I jeszcze, na koniec fragment listu bardzo młodego wówczas uczestnika bitwy pod Monte Cassino, zmarłego w 2000r, odznaczonego Krzyżem Virtuti Militari
Czy nowe zjawisko cichej cnoty patriotyzmu będzie pozytywne zawsze? Tego nie wiem, jako że amerykański Japończyk obwieszczający “koniec historii” należy do gombrowiczowskiej kategorii: “Im mądrzej, tym głupiej”. Kto dziś ośmieli się przewidzieć losy Rosji, pół- czy ćwierć-bankruta, siedzącego na stosach pocisków nuklearnych? Byłem zawsze zwolennikiem wstąpienia Polski do UE i do NATO nie dlatego, że (jak twierdził Miłosz w wielkiej gazecie amerykańskiej) jest to “wyjście logiczne”, lecz dlatego po prostu, że jest to wyjście jedyne. Ale większość życia spędziłem na Zachodzie i z jego psychologii przyrodzonej zapamiętałem jedno: gdy mały kraj, historycznie przypisany do Zachodu, staje naraz wobec śmiertelnego zagrożenia, duże kraje zachodnie zaklinają go na wyścigi (i na wszystkie świętości): ustąp, ustąp, w imię ocalenia pokoju światowego. A jak mogę zapomnieć, że wschodząca gwiazda nowej wierchuszki rosyjskiej, generał Lebiedź, kilka lat temu pouczał jedno z pism moskiewskich: “Nie wolno nam pogodzić się z utratą (sic!) Polski”?

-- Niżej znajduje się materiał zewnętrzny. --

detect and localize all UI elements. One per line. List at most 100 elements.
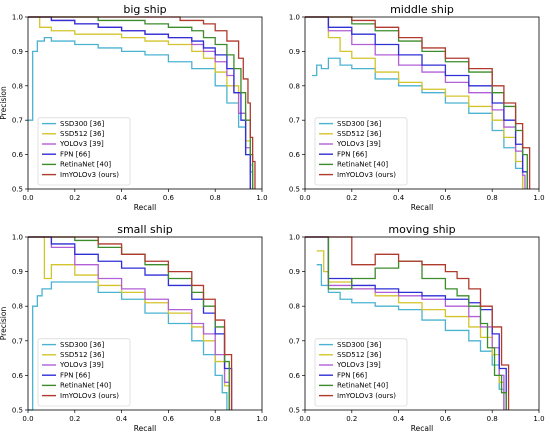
chart-title: moving ship xyxy=(388,223,455,236)
y-tick-label: 0.7 xyxy=(289,337,300,345)
y-tick-label: 0.9 xyxy=(289,268,300,276)
x-tick-label: 0.2 xyxy=(69,415,80,423)
x-tick-label: 0.4 xyxy=(393,194,405,202)
chart-2: small ship 0.0 0.2 0.4 0.6 0.8 1.0 0.5 0.6 0.7 0.8… xyxy=(0,223,268,433)
legend-label: RetinaNet [40] xyxy=(60,161,111,169)
series-line-3 xyxy=(28,16,251,189)
y-tick-label: 1.0 xyxy=(12,234,23,242)
y-tick-label: 0.8 xyxy=(289,82,300,90)
legend: SSD300 [36] SSD512 [36] YOLOv3 [39] FPN [66… xyxy=(314,117,408,186)
series-line-2 xyxy=(305,16,526,189)
x-tick-label: 0.2 xyxy=(69,194,80,202)
x-tick-label: 0.2 xyxy=(346,415,357,423)
legend-label: RetinaNet [40] xyxy=(60,382,111,390)
legend-label: YOLOv3 [39] xyxy=(336,140,381,148)
chart-title: small ship xyxy=(117,223,173,236)
x-axis-label: Recall xyxy=(134,424,156,433)
x-tick-label: 0.8 xyxy=(210,194,221,202)
x-tick-label: 0.4 xyxy=(393,415,405,423)
plot-frame xyxy=(304,16,540,190)
y-tick-label: 0.5 xyxy=(289,407,300,415)
legend-label: SSD512 [36] xyxy=(337,130,382,138)
legend-label: FPN [66] xyxy=(60,371,90,379)
x-tick-label: 0.6 xyxy=(440,194,452,202)
legend-label: ImYOLOv3 (ours) xyxy=(60,392,119,400)
legend-label: RetinaNet [40] xyxy=(337,382,388,390)
series-line-4 xyxy=(305,236,507,410)
legend-box xyxy=(314,117,408,186)
x-tick-label: 0.6 xyxy=(163,194,175,202)
series-line-5 xyxy=(305,16,531,189)
chart-title: big ship xyxy=(123,3,166,16)
x-tick-label: 0.8 xyxy=(210,415,221,423)
legend-box xyxy=(37,338,131,407)
chart-0: big ship 0.0 0.2 0.4 0.6 0.8 1.0 0.5 0.6 0.7 0.8 0.… xyxy=(0,3,268,212)
y-tick-label: 0.5 xyxy=(12,186,23,194)
y-tick-label: 0.7 xyxy=(12,117,23,125)
series-line-4 xyxy=(28,16,254,189)
y-tick-label: 1.0 xyxy=(12,14,23,22)
x-tick-label: 1.0 xyxy=(256,415,267,423)
legend-box xyxy=(37,117,131,186)
y-axis-label: Precision xyxy=(0,86,8,120)
y-tick-label: 1.0 xyxy=(289,234,300,242)
legend-label: FPN [66] xyxy=(60,150,90,158)
x-tick-label: 0.4 xyxy=(116,194,128,202)
y-tick-label: 0.8 xyxy=(289,303,300,311)
y-tick-label: 0.6 xyxy=(12,372,24,380)
x-tick-label: 0.8 xyxy=(487,415,498,423)
legend-label: SSD512 [36] xyxy=(60,130,105,138)
y-tick-label: 0.6 xyxy=(12,151,24,159)
x-tick-label: 0.2 xyxy=(346,194,357,202)
y-tick-label: 0.6 xyxy=(289,151,301,159)
x-tick-label: 0.6 xyxy=(163,415,175,423)
x-tick-label: 0.0 xyxy=(22,194,33,202)
y-tick-label: 0.8 xyxy=(12,303,23,311)
series-line-4 xyxy=(305,16,528,189)
y-tick-label: 1.0 xyxy=(289,14,300,22)
x-axis-label: Recall xyxy=(134,203,156,212)
y-tick-label: 0.9 xyxy=(12,268,23,276)
series-line-1 xyxy=(305,16,524,189)
y-tick-label: 0.7 xyxy=(12,337,23,345)
chart-title: middle ship xyxy=(390,3,454,16)
y-tick-label: 0.8 xyxy=(12,82,23,90)
series-line-2 xyxy=(28,236,230,410)
y-tick-label: 0.6 xyxy=(289,372,301,380)
series-line-5 xyxy=(305,236,510,410)
legend-label: SSD512 [36] xyxy=(337,351,382,359)
legend-box xyxy=(314,338,408,407)
legend-label: SSD512 [36] xyxy=(60,351,105,359)
x-tick-label: 0.0 xyxy=(299,415,310,423)
legend-label: FPN [66] xyxy=(337,150,367,158)
legend-label: SSD300 [36] xyxy=(60,120,105,128)
series-line-0 xyxy=(28,281,228,411)
series-line-0 xyxy=(28,36,254,189)
plot-frame xyxy=(27,236,263,411)
y-tick-label: 0.9 xyxy=(12,48,23,56)
series-line-3 xyxy=(305,16,528,189)
plot-frame xyxy=(27,16,263,190)
y-axis-label: Precision xyxy=(0,307,8,341)
y-tick-label: 0.9 xyxy=(289,48,300,56)
y-tick-label: 0.7 xyxy=(289,117,300,125)
legend-label: YOLOv3 [39] xyxy=(59,361,104,369)
legend: SSD300 [36] SSD512 [36] YOLOv3 [39] FPN [66… xyxy=(37,338,131,407)
legend-label: ImYOLOv3 (ours) xyxy=(337,392,396,400)
y-tick-label: 0.5 xyxy=(12,407,23,415)
x-tick-label: 0.8 xyxy=(487,194,498,202)
x-tick-label: 1.0 xyxy=(533,194,544,202)
x-tick-label: 0.4 xyxy=(116,415,128,423)
legend-label: SSD300 [36] xyxy=(60,341,105,349)
x-tick-label: 0.0 xyxy=(299,194,310,202)
legend-label: ImYOLOv3 (ours) xyxy=(337,171,396,179)
legend-label: YOLOv3 [39] xyxy=(336,361,381,369)
x-axis-label: Recall xyxy=(411,203,433,212)
chart-1: middle ship 0.0 0.2 0.4 0.6 0.8 1.0 0.5 0.6 0.7 0.… xyxy=(289,3,545,212)
x-tick-label: 1.0 xyxy=(533,415,544,423)
legend-label: RetinaNet [40] xyxy=(337,161,388,169)
chart-3: moving ship 0.0 0.2 0.4 0.6 0.8 1.0 0.5 0.6 0.7 0.… xyxy=(289,223,545,433)
legend-label: SSD300 [36] xyxy=(337,120,382,128)
x-tick-label: 0.6 xyxy=(440,415,452,423)
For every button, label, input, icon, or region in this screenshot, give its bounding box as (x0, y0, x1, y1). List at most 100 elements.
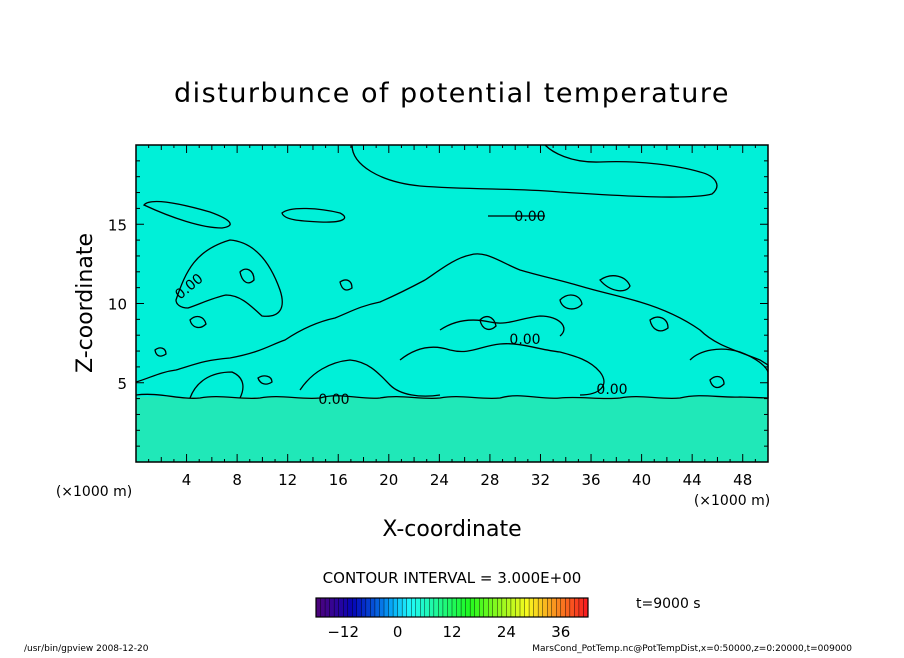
colorbar-tick-label: 24 (497, 623, 516, 641)
colorbar-cell (347, 597, 353, 618)
colorbar-cell (515, 597, 521, 618)
colorbar-cell (456, 597, 462, 618)
colorbar-cell (361, 597, 367, 618)
x-tick-label: 28 (480, 471, 499, 489)
colorbar-cell (510, 597, 516, 618)
colorbar-cell (533, 597, 539, 618)
colorbar-cell (420, 597, 426, 618)
colorbar-cell (574, 597, 580, 618)
colorbar-cell (542, 597, 548, 618)
colorbar-cell (338, 597, 344, 618)
colorbar-cell (442, 597, 448, 618)
colorbar-cell (429, 597, 435, 618)
colorbar-tick-label: 12 (442, 623, 461, 641)
footer-right: MarsCond_PotTemp.nc@PotTempDist,x=0:5000… (532, 644, 852, 654)
x-unit-left: (×1000 m) (56, 484, 132, 500)
colorbar-cell (492, 597, 498, 618)
x-tick-label: 40 (632, 471, 651, 489)
x-tick-label: 12 (278, 471, 297, 489)
contour-small-g (154, 347, 167, 357)
y-axis-label: Z-coordinate (73, 233, 98, 373)
contour-top-band (351, 144, 718, 198)
colorbar-cell (329, 597, 335, 618)
y-tick-label: 5 (117, 375, 127, 393)
x-axis-label: X-coordinate (382, 517, 521, 542)
contour-upper-left-dome (175, 239, 283, 317)
colorbar-cell (560, 597, 566, 618)
colorbar-cell (397, 597, 403, 618)
colorbar-cell (401, 597, 408, 618)
colorbar-cell (392, 597, 399, 618)
colorbar-cell (578, 597, 584, 618)
colorbar-cell (551, 597, 557, 618)
colorbar-cell (497, 597, 503, 618)
contour-label: 0.00 (318, 392, 349, 408)
x-tick-label: 8 (232, 471, 242, 489)
contour-inner-2 (299, 359, 441, 397)
colorbar-cell (537, 597, 544, 618)
colorbar-cell (320, 597, 326, 618)
colorbar-frame (315, 597, 589, 618)
colorbar-cell (569, 597, 575, 618)
x-tick-label: 4 (182, 471, 192, 489)
footer-left: /usr/bin/gpview 2008-12-20 (24, 644, 149, 654)
contour-small-e (649, 316, 669, 332)
x-unit-right: (×1000 m) (694, 493, 770, 509)
x-tick-label: 16 (329, 471, 348, 489)
contour-inner-1 (189, 371, 244, 399)
chart-title: disturbunce of potential temperature (174, 78, 730, 109)
contour-label: 0.00 (596, 382, 627, 398)
contour-main-mass (135, 253, 769, 400)
colorbar-cell (501, 597, 507, 618)
colorbar-cell (333, 597, 340, 618)
y-tick-label: 10 (108, 296, 127, 314)
contour-small-b (559, 294, 583, 310)
colorbar-cell (424, 597, 430, 618)
colorbar-tick-label: 0 (393, 623, 403, 641)
contour-right-lobe (689, 348, 769, 373)
colorbar-cell (388, 597, 394, 618)
contour-label: 0.00 (514, 209, 545, 225)
colorbar-cell (356, 597, 362, 618)
colorbar-cell (506, 597, 512, 618)
colorbar-tick-label: 36 (551, 623, 570, 641)
colorbar-cell (406, 597, 412, 618)
colorbar-cell (374, 597, 380, 618)
colorbar-cell (365, 597, 371, 618)
colorbar-cell (324, 597, 331, 618)
colorbar: −12 0 12 24 36 (315, 597, 589, 641)
contour-small-i (257, 375, 273, 385)
colorbar-cell (411, 597, 417, 618)
colorbar-cell (479, 597, 485, 618)
colorbar-cell (379, 597, 385, 618)
colorbar-cell (415, 597, 421, 618)
colorbar-tick-label: −12 (327, 623, 359, 641)
field-lower (136, 397, 768, 462)
contour-interval: CONTOUR INTERVAL = 3.000E+00 (323, 569, 582, 587)
x-tick-label: 20 (379, 471, 398, 489)
colorbar-cell (547, 597, 553, 618)
colorbar-cell (315, 597, 321, 618)
colorbar-cell (556, 597, 562, 618)
contour-left-blob (142, 200, 231, 229)
contour-small-f (239, 268, 255, 284)
contour-mid-blob (281, 207, 346, 223)
colorbar-cell (483, 597, 489, 618)
colorbar-cell (438, 597, 444, 618)
colorbar-cell (528, 597, 534, 618)
colorbar-cell (469, 597, 476, 618)
contour-small-h (709, 375, 725, 389)
x-tick-label: 44 (683, 471, 702, 489)
colorbar-cell (460, 597, 467, 618)
colorbar-cell (465, 597, 471, 618)
colorbar-cells (315, 597, 589, 618)
contour-inner-3 (399, 343, 605, 396)
x-tick-label: 32 (531, 471, 550, 489)
field-upper (136, 145, 768, 397)
colorbar-cell (433, 597, 439, 618)
plot-area: 0.00 0.00 0.00 0.00 0.00 4 8 12 16 20 24 28 32 3… (108, 144, 769, 489)
colorbar-ticks: −12 0 12 24 36 (327, 623, 570, 641)
colorbar-cell (447, 597, 453, 618)
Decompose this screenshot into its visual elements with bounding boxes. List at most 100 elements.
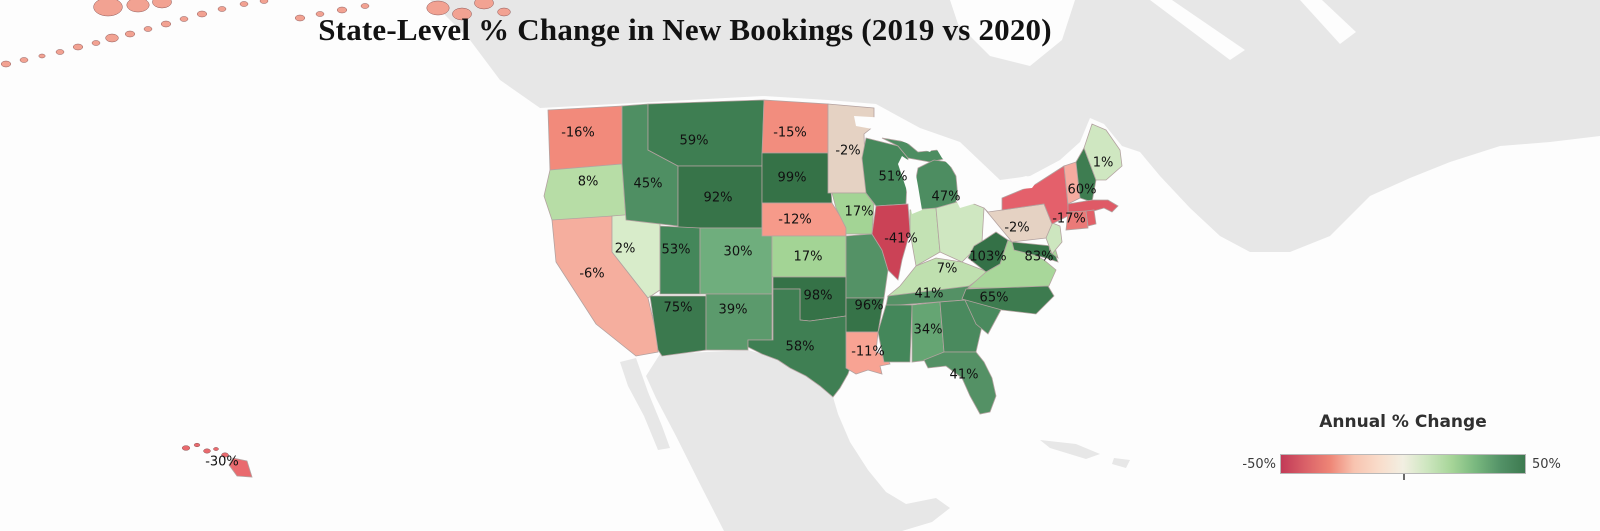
- state-ak-island[interactable]: [0, 60, 12, 68]
- state-label-il: -41%: [884, 232, 918, 247]
- state-label-nm: 39%: [719, 303, 748, 318]
- arctic-channel: [1300, 0, 1356, 44]
- state-ak-island[interactable]: [124, 30, 136, 38]
- state-label-me: 1%: [1093, 156, 1114, 171]
- state-label-wi: 51%: [879, 170, 908, 185]
- state-ak-island[interactable]: [259, 0, 269, 4]
- color-legend: Annual % Change -50% 50%: [1232, 412, 1572, 480]
- state-label-mn: -2%: [835, 144, 860, 159]
- state-hi-island[interactable]: [181, 445, 191, 451]
- hudson-bay: [950, 0, 1075, 66]
- state-label-nc: 65%: [980, 291, 1009, 306]
- state-label-ks: 17%: [794, 250, 823, 265]
- state-label-or: 8%: [578, 175, 599, 190]
- lake-ontario: [1006, 176, 1038, 190]
- state-wv[interactable]: [967, 231, 1009, 273]
- state-ak-island[interactable]: [38, 53, 46, 59]
- state-value-labels: -16% 8% -6% 2% 45% 59% 92% 53% 30% 75% 39% -15% 99% -…: [205, 126, 1113, 470]
- state-shapes: [0, 0, 1123, 478]
- state-ak-island[interactable]: [91, 40, 101, 46]
- state-ak-island[interactable]: [452, 7, 472, 21]
- lake-superior: [854, 116, 938, 152]
- state-label-co: 30%: [724, 245, 753, 260]
- state-ak-island[interactable]: [152, 0, 172, 9]
- state-label-ia: 17%: [845, 205, 874, 220]
- mexico-landmass: [646, 350, 950, 531]
- legend-bar-wrap: [1280, 454, 1526, 480]
- state-label-az: 75%: [664, 301, 693, 316]
- state-ak-island[interactable]: [360, 3, 370, 9]
- hispaniola-island: [1112, 458, 1130, 468]
- state-fl[interactable]: [923, 351, 997, 415]
- state-label-nv: 2%: [615, 242, 636, 257]
- state-label-md: 83%: [1025, 250, 1054, 265]
- state-nc[interactable]: [961, 285, 1055, 315]
- legend-min-label: -50%: [1242, 456, 1276, 472]
- state-ak-island[interactable]: [294, 14, 306, 22]
- legend-scale-row: -50% 50%: [1232, 454, 1572, 480]
- state-ak-island[interactable]: [160, 20, 172, 28]
- state-hi[interactable]: [228, 457, 253, 478]
- state-ak-island[interactable]: [55, 49, 65, 55]
- state-me[interactable]: [1083, 123, 1123, 181]
- state-ak-island[interactable]: [105, 33, 119, 43]
- state-tx[interactable]: [747, 288, 857, 398]
- lake-erie: [956, 186, 1002, 208]
- state-ak-island[interactable]: [217, 6, 227, 12]
- state-co[interactable]: [699, 227, 773, 295]
- state-ak-island[interactable]: [126, 0, 150, 13]
- state-ak-island[interactable]: [474, 0, 494, 10]
- legend-gradient-bar: [1280, 454, 1526, 474]
- state-ak-island[interactable]: [93, 0, 123, 17]
- state-ak-island[interactable]: [196, 10, 208, 18]
- state-il[interactable]: [871, 203, 911, 281]
- state-ut[interactable]: [659, 225, 701, 295]
- state-label-al: 34%: [914, 323, 943, 338]
- state-label-id: 45%: [634, 177, 663, 192]
- state-hi-island[interactable]: [213, 447, 219, 451]
- state-label-wy: 92%: [704, 191, 733, 206]
- state-ms[interactable]: [877, 304, 913, 363]
- state-hi-island[interactable]: [193, 442, 201, 448]
- state-az[interactable]: [649, 295, 707, 357]
- state-label-ar: 96%: [855, 299, 884, 314]
- state-in[interactable]: [909, 207, 941, 267]
- state-hi-island[interactable]: [203, 448, 211, 454]
- state-label-ut: 53%: [662, 243, 691, 258]
- state-ak-island[interactable]: [179, 16, 189, 22]
- state-label-mi: 47%: [932, 190, 961, 205]
- cuba-island: [1040, 440, 1100, 459]
- state-label-ct: -17%: [1052, 212, 1086, 227]
- state-label-wv: 103%: [969, 250, 1006, 265]
- state-label-wa: -16%: [561, 126, 595, 141]
- canada-landmass: [430, 0, 1600, 252]
- state-label-ky: 7%: [937, 262, 958, 277]
- state-label-la: -11%: [851, 345, 885, 360]
- state-ak-island[interactable]: [72, 43, 84, 51]
- state-ak-island[interactable]: [19, 57, 29, 63]
- state-label-nd: -15%: [773, 126, 807, 141]
- state-ak-island[interactable]: [497, 7, 511, 17]
- state-or[interactable]: [543, 163, 627, 221]
- state-ak-island[interactable]: [239, 1, 249, 7]
- great-lakes: [854, 116, 1038, 214]
- state-nh[interactable]: [1075, 147, 1097, 203]
- legend-zero-tick: [1403, 474, 1405, 480]
- legend-title: Annual % Change: [1319, 412, 1487, 432]
- state-ri[interactable]: [1085, 209, 1097, 227]
- chart-title: State-Level % Change in New Bookings (20…: [318, 12, 1052, 47]
- state-ak-island[interactable]: [336, 6, 348, 14]
- state-label-fl: 41%: [950, 368, 979, 383]
- state-label-ok: 98%: [804, 289, 833, 304]
- state-label-pa: -2%: [1004, 221, 1029, 236]
- state-label-ca: -6%: [579, 267, 604, 282]
- state-la[interactable]: [845, 331, 891, 375]
- state-hi-island[interactable]: [221, 452, 229, 458]
- state-ak-island[interactable]: [143, 26, 153, 32]
- state-md[interactable]: [1011, 241, 1059, 263]
- state-ct[interactable]: [1065, 210, 1089, 231]
- state-ak-island[interactable]: [315, 11, 325, 17]
- state-ak-island[interactable]: [426, 0, 450, 16]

Oby nie była nam już nigdy więcej potrzebna głośna “mobilizacyjna” cnota patriotyzmu, Księże Arcybiskupie.
Gustaw Herling-Grudziński
Neapol, 1 września 1998
http://www.wiez.pl/czasopismo/;s,czasopismo_szczegoly,id,72,art,4421
Zauważyłam, że zaczynają się do nas mizdrzyć, Napolitano nie pierwszy.
Czują oddech Putina na plecach? Liczą, że naiwni i niepamiętliwi Polacy znów oddadzą krew za ich dupy?
Może masz rację, chociaż czytałam, że był bardzo poruszony…
To bardzo stary człowiek. Jak mówił Bł. Jan Paweł II, czas ucieka, wieczność czeka…
Niezwyklę piękny, ważny tekst. Dzięki.